Alfred Wälchlis Partitur

SCHLACHTHAUS-THEATER · Ein Film läuft. Der Vorspann stellt Produktionsfirma (Matterhorn Productions) und Regisseurin (Ursina Greuel) vor. Die Kamera hält eine Passfahrt bei regnerischem Wetter fest, gefilmt durch die Windschutzscheibe. Noch passiert eigentlich nichts, und doch schaut man dieser tonlosen Bergfahrt gebannt zu. Dann spuckt eine Öffnung in der Leinwand sieben Figuren aus. Sie formieren sich zu einem Tableau vivante und erinnern mit ausgefallenen Frisuren, Kostümen unterschiedlicher Epochen und maskenhaft-komischem Gesichtsausdruck an die Adams Family. Punkto Skurrilität stehen die sieben der geisterhaften Filmfamilie in nichts nach. Etwas anders ist die Gewichtung der Wirrungen, geht es doch weniger um familiäre denn um amouröse Verwicklungen.
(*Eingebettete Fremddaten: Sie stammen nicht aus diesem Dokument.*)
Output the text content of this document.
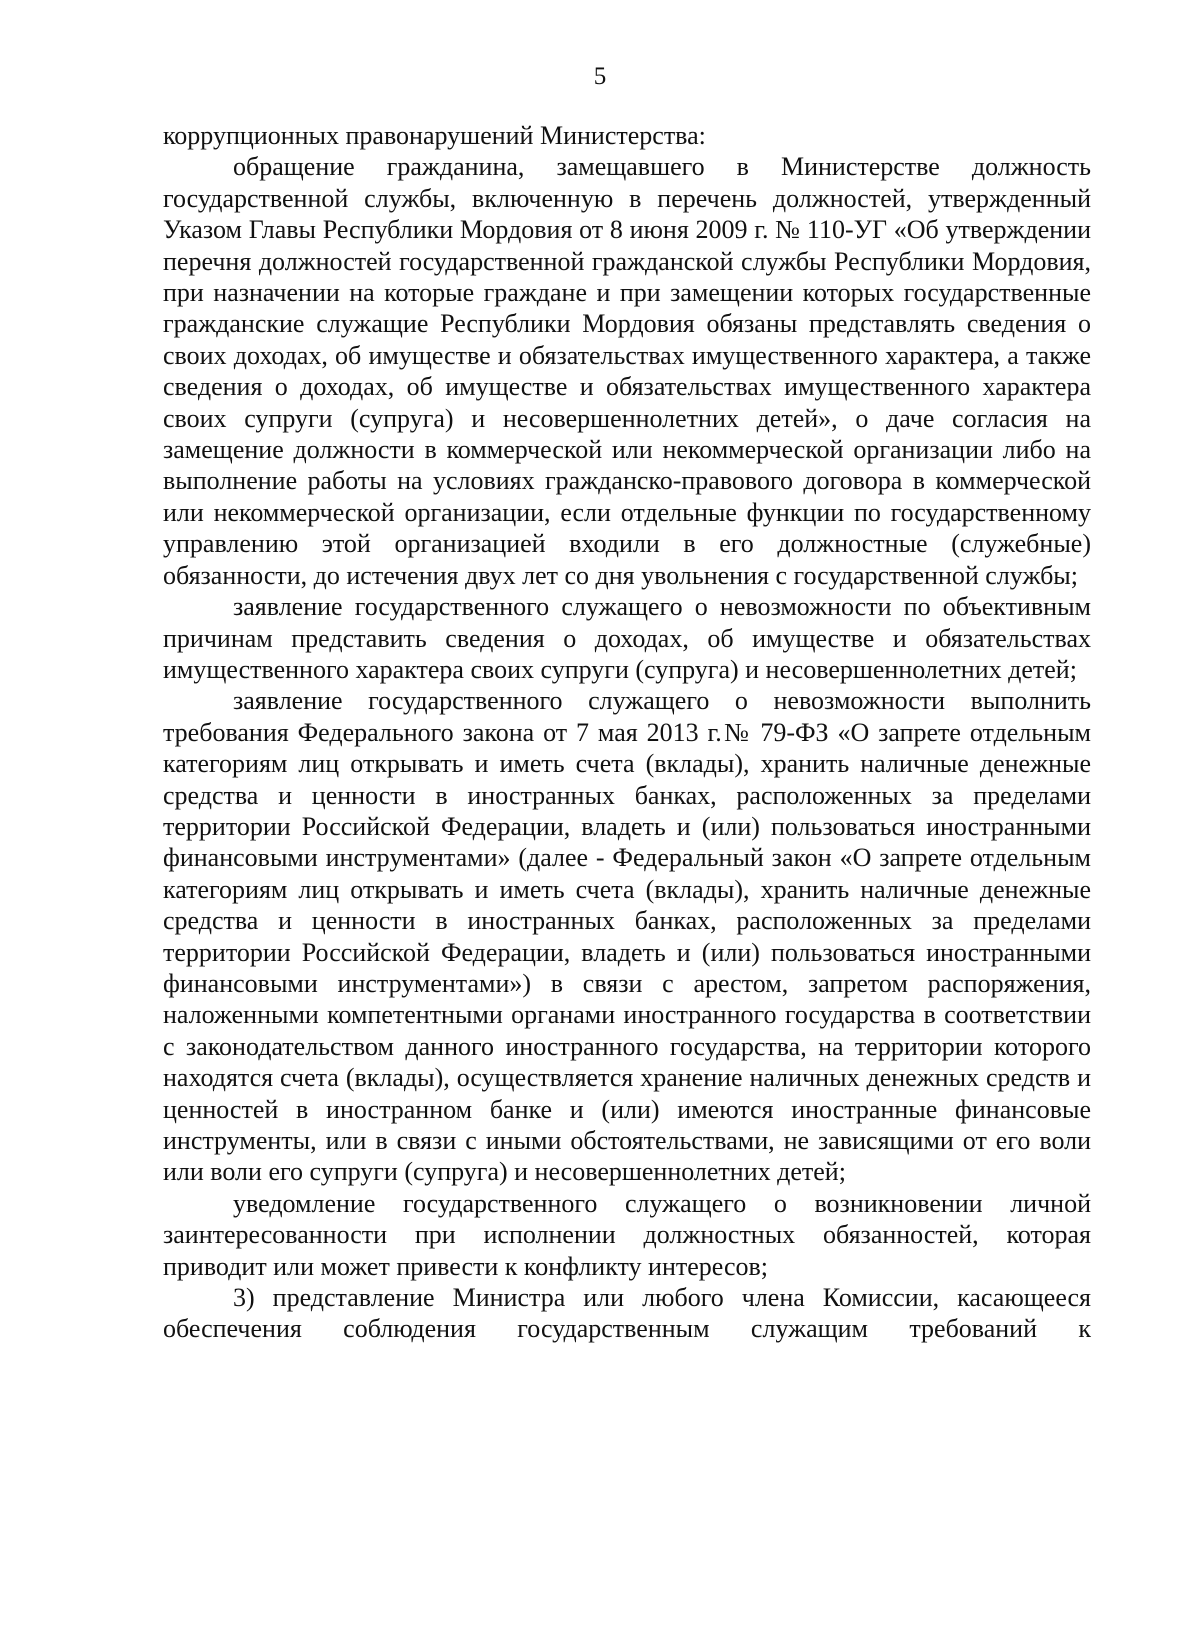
5

коррупционных правонарушений Министерства:

обращение гражданина, замещавшего в Министерстве должность государственной службы, включенную в перечень должностей, утвержденный Указом Главы Республики Мордовия от 8 июня 2009 г. № 110-УГ «Об утверждении перечня должностей государственной гражданской службы Республики Мордовия, при назначении на которые граждане и при замещении которых государственные гражданские служащие Республики Мордовия обязаны представлять сведения о своих доходах, об имуществе и обязательствах имущественного характера, а также сведения о доходах, об имуществе и обязательствах имущественного характера своих супруги (супруга) и несовершеннолетних детей», о даче согласия на замещение должности в коммерческой или некоммерческой организации либо на выполнение работы на условиях гражданско-правового договора в коммерческой или некоммерческой организации, если отдельные функции по государственному управлению этой организацией входили в его должностные (служебные) обязанности, до истечения двух лет со дня увольнения с государственной службы;

заявление государственного служащего о невозможности по объективным причинам представить сведения о доходах, об имуществе и обязательствах имущественного характера своих супруги (супруга) и несовершеннолетних детей;

заявление государственного служащего о невозможности выполнить требования Федерального закона от 7 мая 2013 г.№ 79-ФЗ «О запрете отдельным категориям лиц открывать и иметь счета (вклады), хранить наличные денежные средства и ценности в иностранных банках, расположенных за пределами территории Российской Федерации, владеть и (или) пользоваться иностранными финансовыми инструментами» (далее - Федеральный закон «О запрете отдельным категориям лиц открывать и иметь счета (вклады), хранить наличные денежные средства и ценности в иностранных банках, расположенных за пределами территории Российской Федерации, владеть и (или) пользоваться иностранными финансовыми инструментами») в связи с арестом, запретом распоряжения, наложенными компетентными органами иностранного государства в соответствии с законодательством данного иностранного государства, на территории которого находятся счета (вклады), осуществляется хранение наличных денежных средств и ценностей в иностранном банке и (или) имеются иностранные финансовые инструменты, или в связи с иными обстоятельствами, не зависящими от его воли или воли его супруги (супруга) и несовершеннолетних детей;

уведомление государственного служащего о возникновении личной заинтересованности при исполнении должностных обязанностей, которая приводит или может привести к конфликту интересов;

3) представление Министра или любого члена Комиссии, касающееся обеспечения соблюдения государственным служащим требований к
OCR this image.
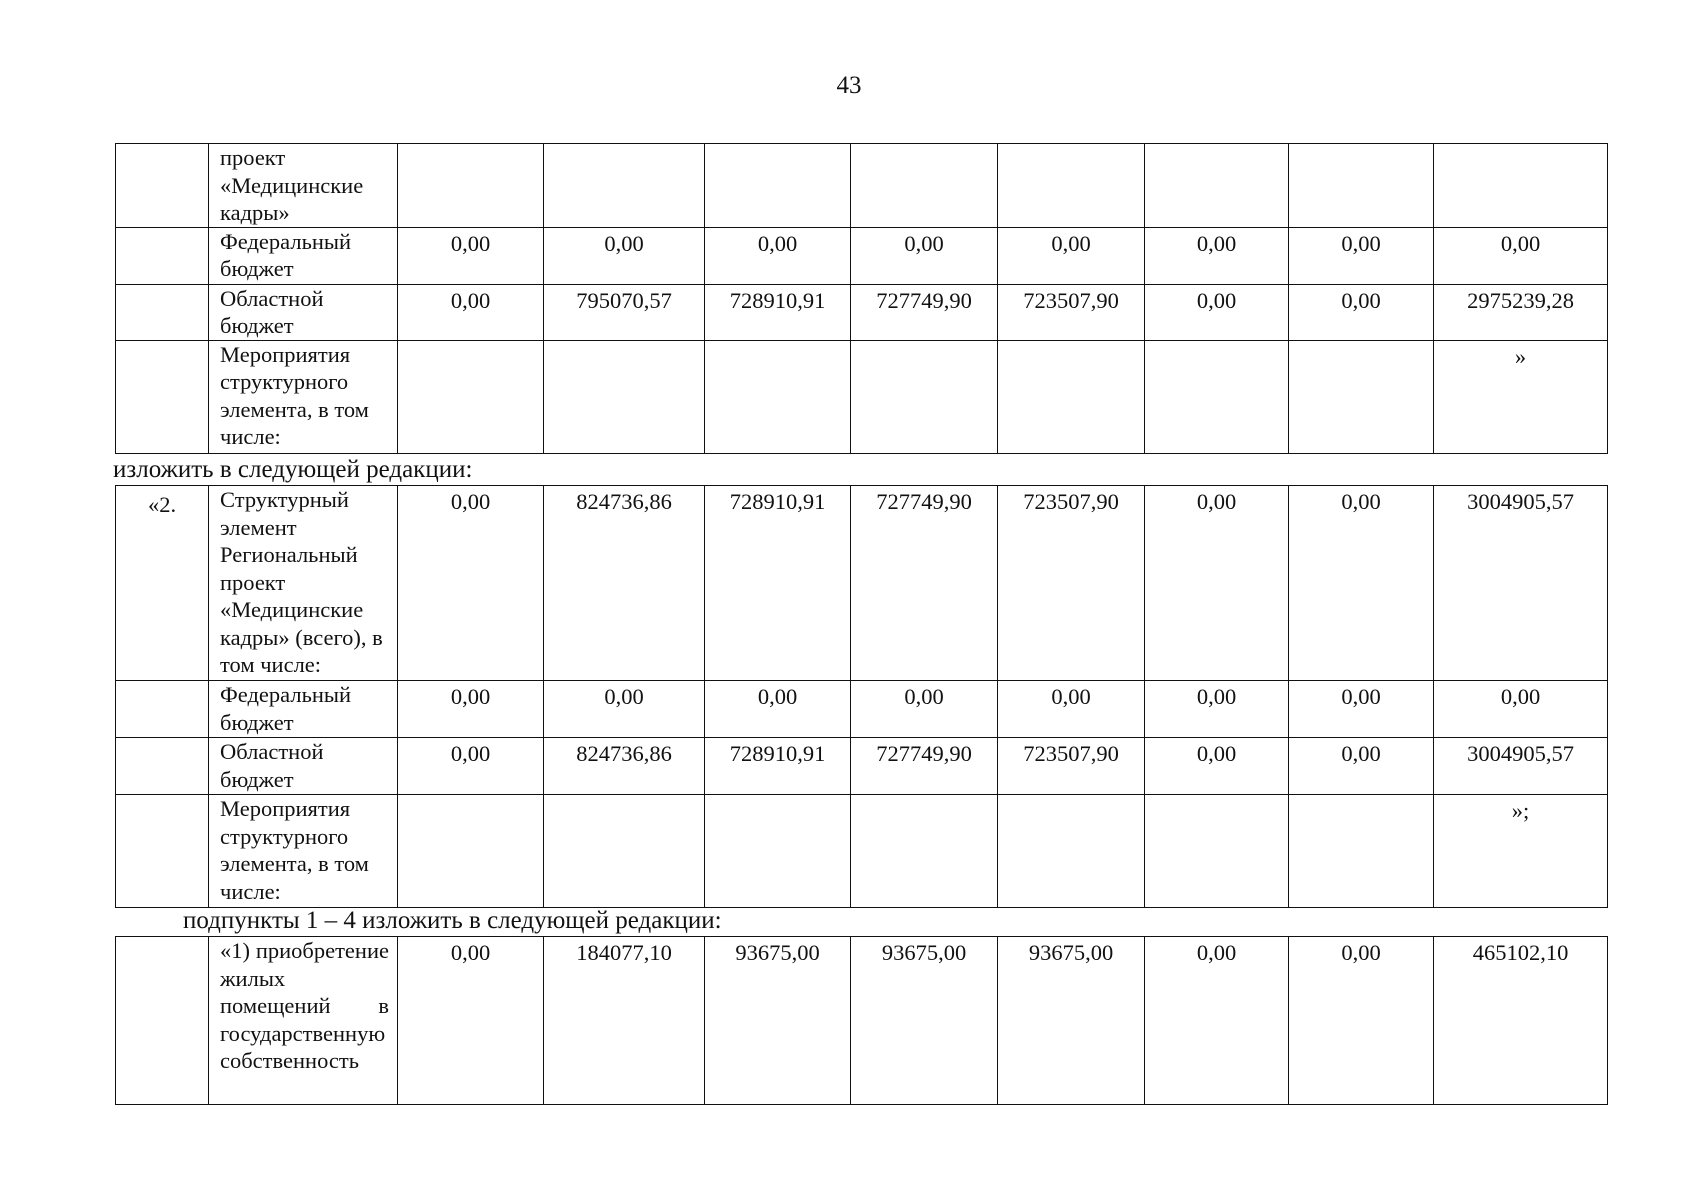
43
	проект «Медицинские кадры»								
	Федеральный бюджет	0,00	0,00	0,00	0,00	0,00	0,00	0,00	0,00
	Областной бюджет	0,00	795070,57	728910,91	727749,90	723507,90	0,00	0,00	2975239,28
	Мероприятия структурного элемента, в том числе:								»
изложить в следующей редакции:
«2.	Структурный элемент Региональный проект «Медицинские кадры» (всего), в том числе:	0,00	824736,86	728910,91	727749,90	723507,90	0,00	0,00	3004905,57
	Федеральный бюджет	0,00	0,00	0,00	0,00	0,00	0,00	0,00	0,00
	Областной бюджет	0,00	824736,86	728910,91	727749,90	723507,90	0,00	0,00	3004905,57
	Мероприятия структурного элемента, в том числе:								»;
подпункты 1 – 4 изложить в следующей редакции:
	«1) приобретение жилых помещений в государственную собственность	0,00	184077,10	93675,00	93675,00	93675,00	0,00	0,00	465102,10
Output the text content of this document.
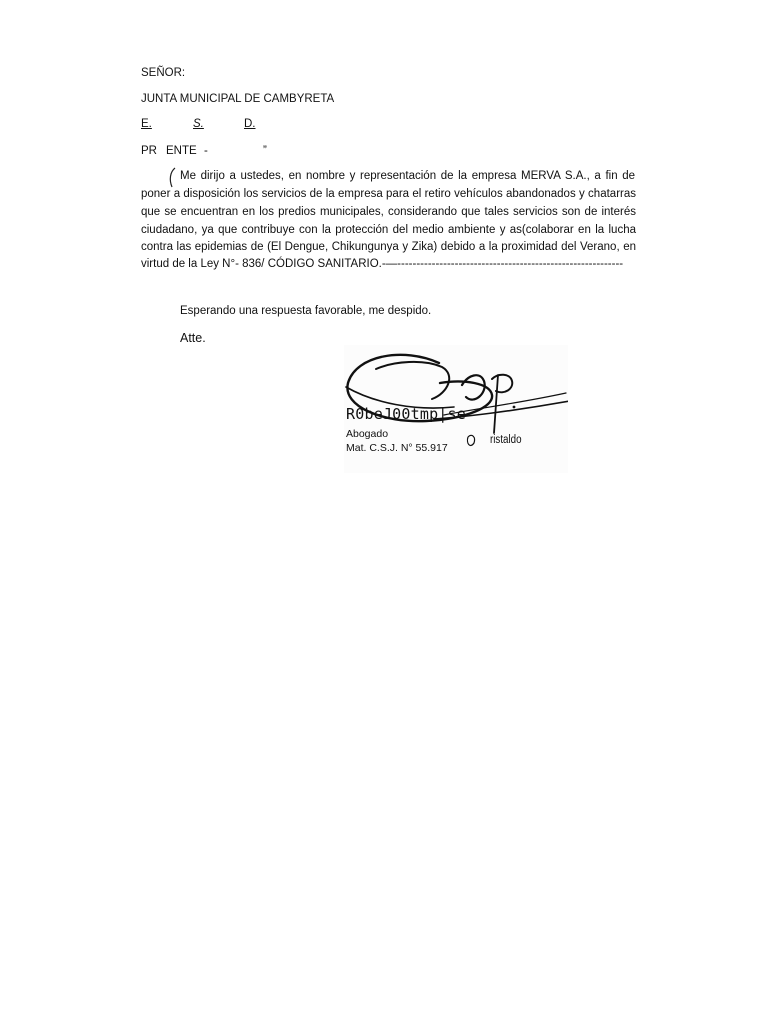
SEÑOR:
JUNTA MUNICIPAL DE CAMBYRETA
E.	S.	D.
PR ENTE -	”
Me dirijo a ustedes, en nombre y representación de la empresa MERVA S.A., a fin de
poner a disposición los servicios de la empresa para el retiro vehículos abandonados y chatarras
que se encuentran en los predios municipales, considerando que tales servicios son de interés
ciudadano, ya que contribuye con la protección del medio ambiente y as(colaborar en la lucha
contra las epidemias de (El Dengue, Chikungunya y Zika) debido a la proximidad del Verano, en
virtud de la Ley N°- 836/ CÓDIGO SANITARIO.-—-----------------------------------------------------------
Esperando una respuesta favorable, me despido.
Atte.
R0beJ00tmp|se
Abogado
Mat. C.S.J. N° 55.917
ristaldo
Im Hotel «Zum grossen Hunger und Durst» soll nämlich eine Königshochzeit stattfinden. Das Brautpaar allerdings gibt es noch gar nicht . . .
Wort- und Geräuschpartitur
«Die Versuchung, die Romanza der Eluvies von Alfred Wälchli zu spielen» - so lautet der Titel der dritten Matterhorn-Produktion, die zurzeit im Schlachthaus Theater zu sehen ist. Der tonlose (Film-)Einstieg besticht, die lautlichen Äusserungen der sieben Figuren faszinieren. Denn Alfred Wälchli (1922-2004), Dichter und Komponist aus Zofingen, kombiniert in seinen Texten Dialektales mit Hochsprachlichem und ordnet seine Worterfindungen mal nach antikem, mal nach neuzeitlichem Satzmuster an. Die so entstandene Wort- und Geräuschpartitur ist dem Matterhorn-Team auf den Leib respektive auf die Lippen geschrieben. Vom schrillen Jodeln über ein zickiges Zischen bis zum verträumt-verliebten Gurren werden alle lautlichen Register gezogen. Ein optischer Leckerbissen ist das witzige Oszillieren zwischen dem im Hintergrund laufenden Film und dem Geschehen auf der Bühne.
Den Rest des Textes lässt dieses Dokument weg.